The stages of processing the image to achieve an etched copper plate that can print with the quality of impression and clarity I seek, is an additional way for me to analyze and learn of the dream images and contributes to the meaning and intent. From my computer composition I break the image into layers and print out separations as digital transparencies. I use the transparencies to expose a silkscreen stencil, and then print ink through the screen onto the prepared copper; this ink serves as an acid resistant ground. The plates are physically prepared with sanding, then polishing, then a layer of rosin cooked onto the surface. Then the plate is bitten in the ferric acid bath to difference depths, and with the different separations in stages. At every stage I wrestle with the element of human nature, of imperfections……. not enough sanding might leave a few scratches, a small area doesn’t get polished enough, too much or too little rosin can affect the depths of ink in the plate.

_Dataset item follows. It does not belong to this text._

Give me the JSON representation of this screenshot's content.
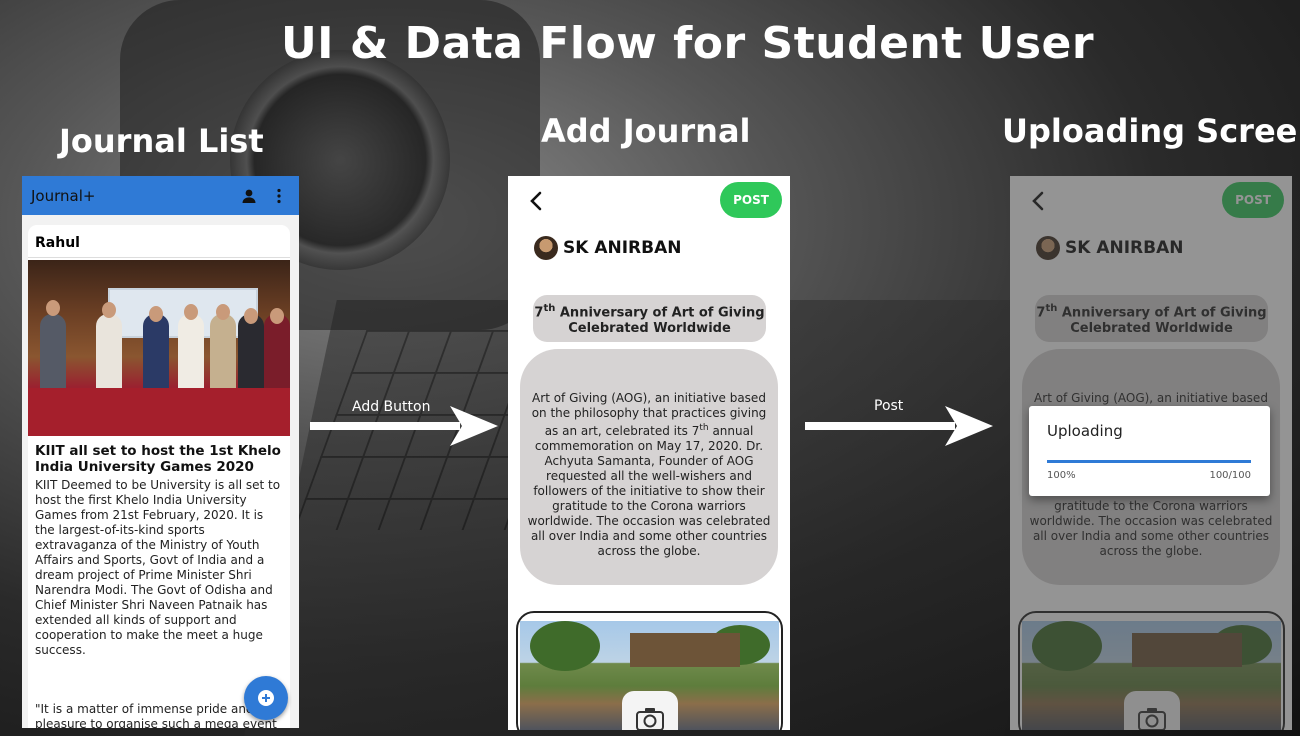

My effort reflects the imperfection of the human existence and shines through each preliminary proof taken and in each good impression pulled. I now recognize the effect of my discipline and practice, and how each part of the process pushes me farther and farther from the vision in my mind to what the work ultimately becomes: a printed actuality that means even more and something greater than the original impetus.

My works mean to reflect on this dynamic of process and life’s meaning, of how we plan our days and try to control what happens in our lives, yet we cannot know what tomorrow will bring until it happens. This understanding and openness to uncertainty is parallel to the printing of these prints, as I move the plates around to test compositions on the paper, and how I can wipe the plates in various ways. But I cannot know what will happen until all is run through the press and I reflect on its being.

Through these prints of multiple images, combined collaged-like on top of each other I create surreal moments of darkness, aggression, empathy, and passion. All of these things create a portal to view how we dream and our perception of reality, asking the viewer to question their sense of what is real and what has meaning.